We can now interact with the agent and see that it remembers previous messages!
config = {"configurable": {"thread_id": "1"}}
input_message = {"type": "user", "content": "hi! I'm bob"}
for chunk in graph.stream({"messages": [input_message]}, config, stream_mode="values"):
chunk["messages"][-1].pretty_print()
================================[1m Human Message [0m=================================
hi! I'm bob
==================================[1m Ai Message [0m==================================
Hello Bob! It's nice to meet you. How are you doing today? Is there anything in particular you'd like to chat about or any questions you have that I can help you with?

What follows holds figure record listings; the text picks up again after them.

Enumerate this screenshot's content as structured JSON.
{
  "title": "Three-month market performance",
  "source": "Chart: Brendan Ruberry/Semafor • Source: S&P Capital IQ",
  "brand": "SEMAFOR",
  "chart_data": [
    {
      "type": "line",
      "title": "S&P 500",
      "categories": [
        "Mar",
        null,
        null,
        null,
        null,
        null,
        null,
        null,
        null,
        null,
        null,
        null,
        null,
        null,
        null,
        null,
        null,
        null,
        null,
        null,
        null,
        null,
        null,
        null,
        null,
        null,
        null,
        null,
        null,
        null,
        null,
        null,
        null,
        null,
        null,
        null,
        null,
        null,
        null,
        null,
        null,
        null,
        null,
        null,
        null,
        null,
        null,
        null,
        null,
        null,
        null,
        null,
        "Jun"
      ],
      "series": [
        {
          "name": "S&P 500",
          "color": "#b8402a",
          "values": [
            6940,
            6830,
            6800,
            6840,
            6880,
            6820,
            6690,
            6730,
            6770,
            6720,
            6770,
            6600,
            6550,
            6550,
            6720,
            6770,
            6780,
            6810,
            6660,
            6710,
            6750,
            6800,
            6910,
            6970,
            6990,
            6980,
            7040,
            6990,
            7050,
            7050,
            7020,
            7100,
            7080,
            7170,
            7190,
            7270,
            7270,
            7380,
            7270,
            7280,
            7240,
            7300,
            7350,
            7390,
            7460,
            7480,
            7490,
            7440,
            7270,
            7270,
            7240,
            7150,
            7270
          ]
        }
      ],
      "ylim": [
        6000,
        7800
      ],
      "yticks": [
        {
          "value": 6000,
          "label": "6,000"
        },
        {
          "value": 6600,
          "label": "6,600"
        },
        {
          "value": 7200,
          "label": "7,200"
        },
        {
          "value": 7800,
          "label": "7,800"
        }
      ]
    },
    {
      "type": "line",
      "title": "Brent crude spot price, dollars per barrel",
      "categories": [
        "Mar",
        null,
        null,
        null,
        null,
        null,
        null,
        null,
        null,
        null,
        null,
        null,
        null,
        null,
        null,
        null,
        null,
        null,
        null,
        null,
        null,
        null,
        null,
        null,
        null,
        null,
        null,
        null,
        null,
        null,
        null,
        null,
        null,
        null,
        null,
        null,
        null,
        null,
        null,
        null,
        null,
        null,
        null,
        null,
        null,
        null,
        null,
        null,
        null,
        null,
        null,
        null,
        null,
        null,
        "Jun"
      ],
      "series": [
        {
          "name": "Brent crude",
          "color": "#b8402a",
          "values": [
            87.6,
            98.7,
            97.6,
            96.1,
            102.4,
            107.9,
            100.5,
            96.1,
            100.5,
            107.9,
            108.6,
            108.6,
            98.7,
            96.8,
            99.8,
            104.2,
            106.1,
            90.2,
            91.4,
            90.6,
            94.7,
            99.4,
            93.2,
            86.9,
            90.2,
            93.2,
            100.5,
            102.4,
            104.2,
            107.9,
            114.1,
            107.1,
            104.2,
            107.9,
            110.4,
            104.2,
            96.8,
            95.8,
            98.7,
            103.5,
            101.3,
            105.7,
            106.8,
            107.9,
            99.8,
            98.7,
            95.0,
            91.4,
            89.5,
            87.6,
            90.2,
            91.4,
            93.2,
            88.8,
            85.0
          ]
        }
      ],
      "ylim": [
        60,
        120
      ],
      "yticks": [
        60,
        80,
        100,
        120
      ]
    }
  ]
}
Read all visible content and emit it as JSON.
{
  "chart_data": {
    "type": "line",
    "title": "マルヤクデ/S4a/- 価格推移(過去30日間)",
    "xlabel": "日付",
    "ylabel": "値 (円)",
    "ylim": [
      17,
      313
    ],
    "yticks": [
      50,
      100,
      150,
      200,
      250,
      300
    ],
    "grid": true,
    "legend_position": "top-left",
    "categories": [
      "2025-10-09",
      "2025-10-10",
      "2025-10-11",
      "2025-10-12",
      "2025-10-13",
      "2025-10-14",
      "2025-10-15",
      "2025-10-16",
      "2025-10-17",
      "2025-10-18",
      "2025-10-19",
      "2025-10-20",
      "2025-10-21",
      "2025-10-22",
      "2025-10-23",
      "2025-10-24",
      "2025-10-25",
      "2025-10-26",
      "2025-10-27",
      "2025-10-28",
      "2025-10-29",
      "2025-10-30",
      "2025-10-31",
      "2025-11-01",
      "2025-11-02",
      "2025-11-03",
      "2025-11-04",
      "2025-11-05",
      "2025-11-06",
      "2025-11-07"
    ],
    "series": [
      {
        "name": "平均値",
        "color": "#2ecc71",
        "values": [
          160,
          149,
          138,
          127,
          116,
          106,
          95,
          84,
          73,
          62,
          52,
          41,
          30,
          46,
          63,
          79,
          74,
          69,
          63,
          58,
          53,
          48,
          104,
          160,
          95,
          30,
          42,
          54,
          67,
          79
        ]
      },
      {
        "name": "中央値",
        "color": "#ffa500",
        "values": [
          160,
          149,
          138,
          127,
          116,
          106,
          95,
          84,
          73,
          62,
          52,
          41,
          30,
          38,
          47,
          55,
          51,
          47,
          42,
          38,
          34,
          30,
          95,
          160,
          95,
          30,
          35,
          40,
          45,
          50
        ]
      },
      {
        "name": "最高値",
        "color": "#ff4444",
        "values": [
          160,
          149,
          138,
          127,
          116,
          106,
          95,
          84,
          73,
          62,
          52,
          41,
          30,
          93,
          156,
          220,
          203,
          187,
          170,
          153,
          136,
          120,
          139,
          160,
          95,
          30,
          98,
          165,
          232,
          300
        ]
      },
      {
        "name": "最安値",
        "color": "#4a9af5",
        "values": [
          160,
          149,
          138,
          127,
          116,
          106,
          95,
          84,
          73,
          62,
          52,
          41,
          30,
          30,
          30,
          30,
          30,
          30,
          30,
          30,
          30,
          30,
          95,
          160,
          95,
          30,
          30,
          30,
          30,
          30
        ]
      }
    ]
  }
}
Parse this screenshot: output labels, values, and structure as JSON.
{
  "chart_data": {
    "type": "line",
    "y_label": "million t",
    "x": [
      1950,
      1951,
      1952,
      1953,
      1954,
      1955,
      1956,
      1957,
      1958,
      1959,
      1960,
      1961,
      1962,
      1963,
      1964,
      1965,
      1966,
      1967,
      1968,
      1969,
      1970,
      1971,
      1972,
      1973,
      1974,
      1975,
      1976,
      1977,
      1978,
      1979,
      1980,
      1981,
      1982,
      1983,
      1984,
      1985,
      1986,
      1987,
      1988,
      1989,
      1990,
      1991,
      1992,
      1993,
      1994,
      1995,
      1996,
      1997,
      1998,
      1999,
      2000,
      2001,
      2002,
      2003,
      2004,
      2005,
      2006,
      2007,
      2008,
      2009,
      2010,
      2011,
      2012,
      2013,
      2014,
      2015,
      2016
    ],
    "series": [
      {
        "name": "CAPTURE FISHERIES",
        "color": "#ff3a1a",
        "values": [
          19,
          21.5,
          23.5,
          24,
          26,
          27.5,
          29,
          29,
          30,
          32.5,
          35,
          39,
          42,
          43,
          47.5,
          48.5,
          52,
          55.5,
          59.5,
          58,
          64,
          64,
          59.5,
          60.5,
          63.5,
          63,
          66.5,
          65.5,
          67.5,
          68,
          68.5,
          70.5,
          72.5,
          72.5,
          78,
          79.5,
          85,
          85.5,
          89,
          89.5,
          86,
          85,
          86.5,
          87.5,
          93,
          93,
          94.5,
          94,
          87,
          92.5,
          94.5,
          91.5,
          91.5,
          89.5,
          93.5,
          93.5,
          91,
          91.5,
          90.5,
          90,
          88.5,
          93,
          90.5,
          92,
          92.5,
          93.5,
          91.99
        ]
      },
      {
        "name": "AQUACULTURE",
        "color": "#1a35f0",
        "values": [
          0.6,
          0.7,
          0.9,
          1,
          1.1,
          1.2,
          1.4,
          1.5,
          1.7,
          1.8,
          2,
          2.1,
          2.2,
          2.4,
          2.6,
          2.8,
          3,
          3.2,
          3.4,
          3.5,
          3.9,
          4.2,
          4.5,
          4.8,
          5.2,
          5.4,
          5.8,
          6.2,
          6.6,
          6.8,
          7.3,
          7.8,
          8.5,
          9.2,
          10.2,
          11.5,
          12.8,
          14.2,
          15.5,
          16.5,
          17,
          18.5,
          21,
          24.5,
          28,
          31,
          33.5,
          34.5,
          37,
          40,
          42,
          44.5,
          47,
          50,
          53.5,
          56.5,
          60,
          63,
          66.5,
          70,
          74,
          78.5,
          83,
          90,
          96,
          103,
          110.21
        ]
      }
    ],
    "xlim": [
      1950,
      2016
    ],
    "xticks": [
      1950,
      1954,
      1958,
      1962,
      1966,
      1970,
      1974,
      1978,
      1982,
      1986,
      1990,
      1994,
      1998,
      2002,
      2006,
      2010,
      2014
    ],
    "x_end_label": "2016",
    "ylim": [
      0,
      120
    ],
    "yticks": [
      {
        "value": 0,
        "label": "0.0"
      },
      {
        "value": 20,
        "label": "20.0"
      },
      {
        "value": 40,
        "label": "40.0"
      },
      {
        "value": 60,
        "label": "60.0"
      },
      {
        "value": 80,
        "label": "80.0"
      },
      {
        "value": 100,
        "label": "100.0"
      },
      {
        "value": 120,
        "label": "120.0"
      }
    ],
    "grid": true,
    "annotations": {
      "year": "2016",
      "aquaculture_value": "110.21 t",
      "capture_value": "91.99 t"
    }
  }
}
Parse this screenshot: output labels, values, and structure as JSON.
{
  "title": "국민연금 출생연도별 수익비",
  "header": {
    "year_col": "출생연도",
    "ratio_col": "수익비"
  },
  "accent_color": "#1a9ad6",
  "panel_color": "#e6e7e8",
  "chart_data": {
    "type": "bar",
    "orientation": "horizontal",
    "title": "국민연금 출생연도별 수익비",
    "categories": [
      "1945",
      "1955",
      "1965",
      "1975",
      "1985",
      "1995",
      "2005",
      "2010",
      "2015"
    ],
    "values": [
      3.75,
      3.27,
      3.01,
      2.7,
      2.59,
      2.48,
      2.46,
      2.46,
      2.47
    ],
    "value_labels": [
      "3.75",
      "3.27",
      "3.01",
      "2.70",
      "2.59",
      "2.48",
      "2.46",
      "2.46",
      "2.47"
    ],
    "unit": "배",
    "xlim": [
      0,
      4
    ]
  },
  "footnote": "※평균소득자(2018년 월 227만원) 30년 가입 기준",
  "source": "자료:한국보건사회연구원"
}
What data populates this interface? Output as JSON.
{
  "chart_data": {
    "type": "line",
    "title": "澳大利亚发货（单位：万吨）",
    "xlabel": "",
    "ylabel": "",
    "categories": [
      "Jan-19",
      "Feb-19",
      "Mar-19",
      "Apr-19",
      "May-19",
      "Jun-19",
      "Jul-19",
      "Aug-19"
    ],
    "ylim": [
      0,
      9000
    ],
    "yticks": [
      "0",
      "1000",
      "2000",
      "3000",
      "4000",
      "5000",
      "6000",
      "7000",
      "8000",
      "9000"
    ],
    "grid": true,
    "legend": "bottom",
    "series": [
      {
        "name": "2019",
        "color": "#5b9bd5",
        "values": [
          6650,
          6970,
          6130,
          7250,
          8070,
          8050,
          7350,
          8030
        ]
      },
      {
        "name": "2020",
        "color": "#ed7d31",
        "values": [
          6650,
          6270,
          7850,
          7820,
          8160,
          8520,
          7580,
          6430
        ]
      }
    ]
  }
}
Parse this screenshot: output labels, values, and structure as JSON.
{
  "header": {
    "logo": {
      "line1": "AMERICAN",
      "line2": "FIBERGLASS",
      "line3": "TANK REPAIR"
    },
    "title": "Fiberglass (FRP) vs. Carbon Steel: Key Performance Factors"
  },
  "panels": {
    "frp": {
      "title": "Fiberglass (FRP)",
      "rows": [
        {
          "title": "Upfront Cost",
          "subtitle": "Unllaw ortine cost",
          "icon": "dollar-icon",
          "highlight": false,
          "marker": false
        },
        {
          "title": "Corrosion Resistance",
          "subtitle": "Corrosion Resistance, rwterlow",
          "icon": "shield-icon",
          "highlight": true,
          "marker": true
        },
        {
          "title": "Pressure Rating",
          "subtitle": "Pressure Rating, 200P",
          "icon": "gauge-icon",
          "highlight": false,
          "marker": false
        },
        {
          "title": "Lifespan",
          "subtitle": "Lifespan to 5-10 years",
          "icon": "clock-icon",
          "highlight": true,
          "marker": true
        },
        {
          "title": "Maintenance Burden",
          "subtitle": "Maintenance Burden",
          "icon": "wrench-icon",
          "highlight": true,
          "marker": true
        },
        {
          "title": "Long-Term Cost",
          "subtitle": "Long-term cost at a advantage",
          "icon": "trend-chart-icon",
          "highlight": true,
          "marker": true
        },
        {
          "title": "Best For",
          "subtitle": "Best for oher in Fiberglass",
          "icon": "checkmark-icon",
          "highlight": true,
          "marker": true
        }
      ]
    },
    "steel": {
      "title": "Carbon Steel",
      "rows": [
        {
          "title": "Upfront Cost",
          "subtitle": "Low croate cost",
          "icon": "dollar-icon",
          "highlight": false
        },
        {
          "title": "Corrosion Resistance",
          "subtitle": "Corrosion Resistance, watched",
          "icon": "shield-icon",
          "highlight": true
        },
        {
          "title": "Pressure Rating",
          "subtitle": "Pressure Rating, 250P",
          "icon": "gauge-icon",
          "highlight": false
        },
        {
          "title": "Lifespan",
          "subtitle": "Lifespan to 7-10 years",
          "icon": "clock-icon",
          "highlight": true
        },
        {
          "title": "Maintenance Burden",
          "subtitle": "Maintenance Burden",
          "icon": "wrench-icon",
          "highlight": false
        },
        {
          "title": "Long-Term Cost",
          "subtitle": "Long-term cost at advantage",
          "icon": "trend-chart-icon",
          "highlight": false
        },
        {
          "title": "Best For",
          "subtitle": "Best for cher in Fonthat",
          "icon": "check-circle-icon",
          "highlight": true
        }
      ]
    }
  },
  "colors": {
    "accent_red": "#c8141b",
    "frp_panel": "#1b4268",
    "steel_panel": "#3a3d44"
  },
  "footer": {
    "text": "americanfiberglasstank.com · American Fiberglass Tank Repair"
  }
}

input_message = {"type": "user", "content": "what's my name?"}
for chunk in graph.stream({"messages": [input_message]}, config, stream_mode="values"):
chunk["messages"][-1].pretty_print()
================================[1m Human Message [0m=================================
what's my name?
==================================[1m Ai Message [0m==================================
Your name is Bob, as you introduced yourself at the beginning of our conversation.
thread_id
. Poof! All the memories are gone!
input_message = {"type": "user", "content": "what's my name?"}
for chunk in graph.stream(
{"messages": [input_message]},
{"configurable": {"thread_id": "2"}},
stream_mode="values",
):
chunk["messages"][-1].pretty_print()
================================[1m Human Message [0m=================================
what's is my name?
==================================[1m Ai Message [0m==================================
I apologize, but I don't have access to your personal information, including your name. As an AI language model, I don't have any information about individual users unless it's provided within the conversation. If you'd like to share your name, you're welcome to do so, but otherwise, I won't be able to know or guess it.